While the Day Report states that past recommendations on direct provision fell through due to a lack of implementation mechanisms, this fails to identify more precisely the real reason; the lack of political and societal will to do so. As the Irish Examiner reported yesterday, there have been significant concerns expressed by Government already on whether the report should be implemented.
The system of direct provision has become entrenched within politics and the civil service as 'the only way'. Disestablishing this governmental and political mindset is needed urgently. Yet, when for twenty years politicians in government parties waxed lyrically about how ‘wonderful’ direct provision is, it will take more than the Day Report to change hearts and minds.
I would have significant concerns, that like the more tepid recommendations proposed in the McMahon Report in 2015, the Day Report will be consigned to the overflowing dustbin of unimplemented expert reform proposals. What may follow will be feigned concern by those in government for ‘our own’ subject to homelessness, family hubs and poverty, who only ever are spoken of so as to be used as useful political props to denigrate persons seeking protection.

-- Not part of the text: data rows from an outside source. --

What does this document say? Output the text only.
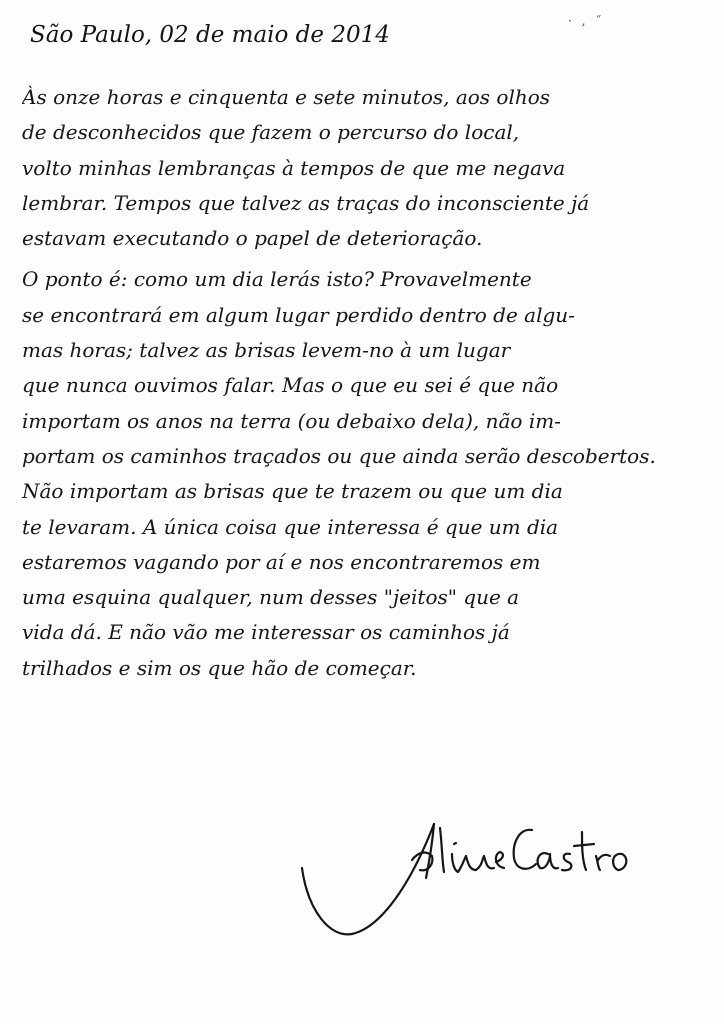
· ‚ ˝
São Paulo, 02 de maio de 2014
Às onze horas e cinquenta e sete minutos, aos olhos
de desconhecidos que fazem o percurso do local,
volto minhas lembranças à tempos de que me negava
lembrar. Tempos que talvez as traças do inconsciente já
estavam executando o papel de deterioração.
O ponto é: como um dia lerás isto? Provavelmente
se encontrará em algum lugar perdido dentro de algu-
mas horas; talvez as brisas levem-no à um lugar
que nunca ouvimos falar. Mas o que eu sei é que não
importam os anos na terra (ou debaixo dela), não im-
portam os caminhos traçados ou que ainda serão descobertos.
Não importam as brisas que te trazem ou que um dia
te levaram. A única coisa que interessa é que um dia
estaremos vagando por aí e nos encontraremos em
uma esquina qualquer, num desses "jeitos" que a
vida dá. E não vão me interessar os caminhos já
trilhados e sim os que hão de começar.
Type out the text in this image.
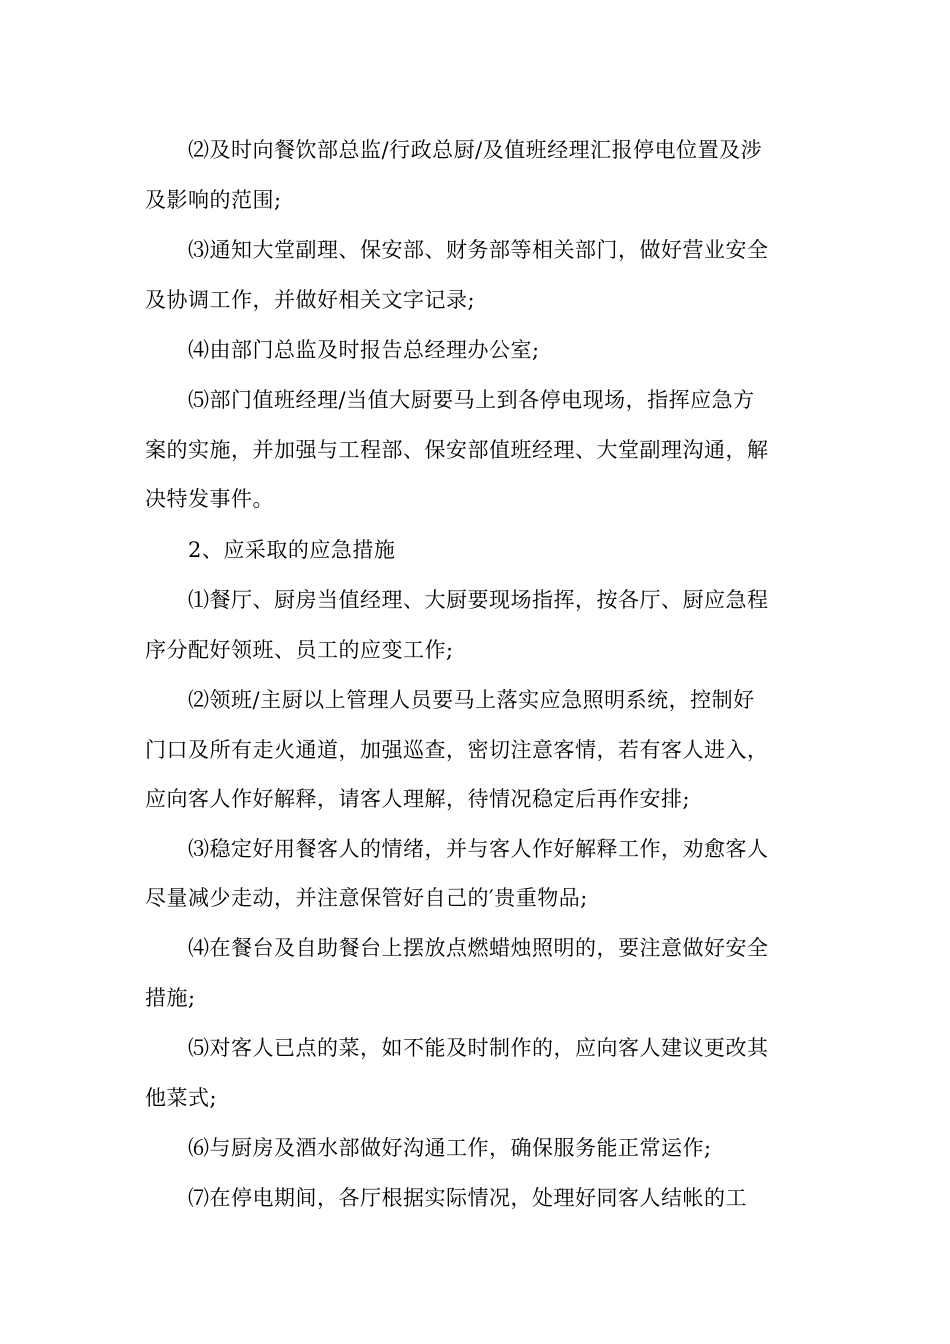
⑵及时向餐饮部总监/行政总厨/及值班经理汇报停电位置及涉
及影响的范围;
⑶通知大堂副理、保安部、财务部等相关部门，做好营业安全
及协调工作，并做好相关文字记录;
⑷由部门总监及时报告总经理办公室;
⑸部门值班经理/当值大厨要马上到各停电现场，指挥应急方
案的实施，并加强与工程部、保安部值班经理、大堂副理沟通，解
决特发事件。
2、应采取的应急措施
⑴餐厅、厨房当值经理、大厨要现场指挥，按各厅、厨应急程
序分配好领班、员工的应变工作;
⑵领班/主厨以上管理人员要马上落实应急照明系统，控制好
门口及所有走火通道，加强巡查，密切注意客情，若有客人进入，
应向客人作好解释，请客人理解，待情况稳定后再作安排;
⑶稳定好用餐客人的情绪，并与客人作好解释工作，劝愈客人
尽量减少走动，并注意保管好自己的′贵重物品;
⑷在餐台及自助餐台上摆放点燃蜡烛照明的，要注意做好安全
措施;
⑸对客人已点的菜，如不能及时制作的，应向客人建议更改其
他菜式;
⑹与厨房及酒水部做好沟通工作，确保服务能正常运作;
⑺在停电期间，各厅根据实际情况，处理好同客人结帐的工
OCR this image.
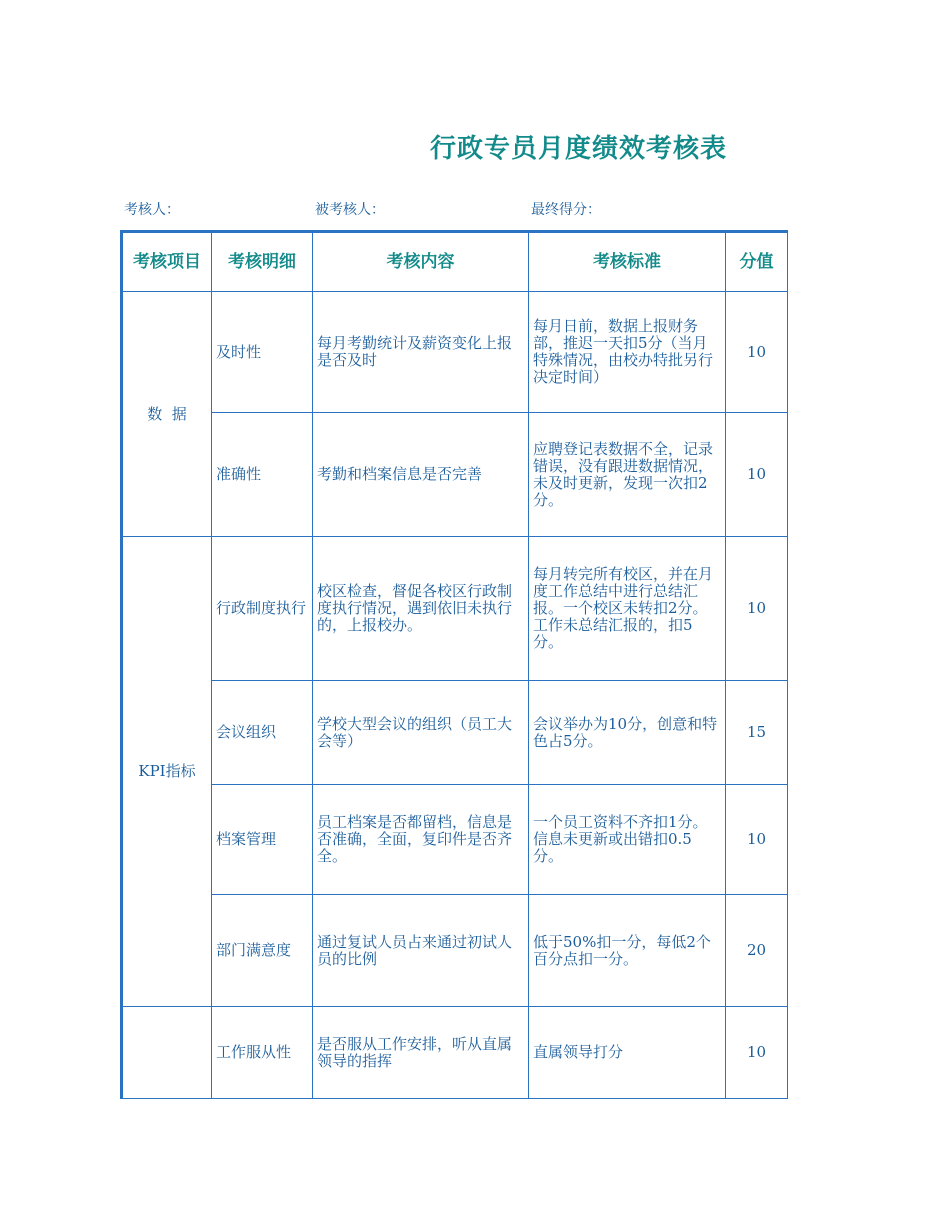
行政专员月度绩效考核表
考核人：	被考核人：	最终得分：
考核项目	考核明细	考核内容	考核标准	分值
数  据	及时性	每月考勤统计及薪资变化上报是否及时	每月日前，数据上报财务部，推迟一天扣5分（当月特殊情况，由校办特批另行决定时间）	10
	准确性	考勤和档案信息是否完善	应聘登记表数据不全，记录错误，没有跟进数据情况，未及时更新，发现一次扣2分。	10
KPI指标	行政制度执行	校区检查，督促各校区行政制度执行情况，遇到依旧未执行的，上报校办。	每月转完所有校区，并在月度工作总结中进行总结汇报。一个校区未转扣2分。工作未总结汇报的，扣5分。	10
	会议组织	学校大型会议的组织（员工大会等）	会议举办为10分，创意和特色占5分。	15
	档案管理	员工档案是否都留档，信息是否准确，全面，复印件是否齐全。	一个员工资料不齐扣1分。信息未更新或出错扣0.5分。	10
	部门满意度	通过复试人员占来通过初试人员的比例	低于50%扣一分，每低2个百分点扣一分。	20
	工作服从性	是否服从工作安排，听从直属领导的指挥	直属领导打分	10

The Government needs to move away from ‘us’ and ‘them’ comparators. Nothing in the Day Report prevents Government from protecting fundamental social and economic entitlements of all those within our society, other than political will.
Its time for the Government to commit to implementing the Day Report in full.
- The ban on asylum seekers accessing driving licences to be addressed immediately.
- Making labour market access permission available to everyone who has been in the system for three months.
- The establishment of a one-off, simplified, case-processing approach to clear the current backlog in cases by 2022. This would apply to all applicants who have been in the system for two years or more by the end of 2020. They would be given leave to remain in Ireland for five years, and be given the option to continue with their application or withdraw it.
- The introduction of binding targets for all new applicants from 2023 onwards. These include a six-month deadline for the International Protection Office to make a first instance decision, and a six-month deadline for the International Protection Appeals Tribunal to make a decision on an appeal.
- Stage one would be the initial reception stage and accommodation would be provided by state-owned centres for up to three months. Onsite services would be available so people can access their entitlements and receive more support.
- Stage two would see applicants moving into their own door accommodation. The report calls for asylum seekers to receive HAP equivalent payment as well as a weekly allowance equivalent to income supports for Irish citizens.
- Stage three is for people who receive international protection or a permission to remain in Ireland. Under the new system, they would continue to benefit from these supports for up to 18 months after their permission is granted.
- A cabinet committee to meet regularly and report to government every six months.
- An independent body to monitor and evaluate progress.
- An extension of the Ombudsman's powers to include investigating complaints about the processes leading up to decisions on cases.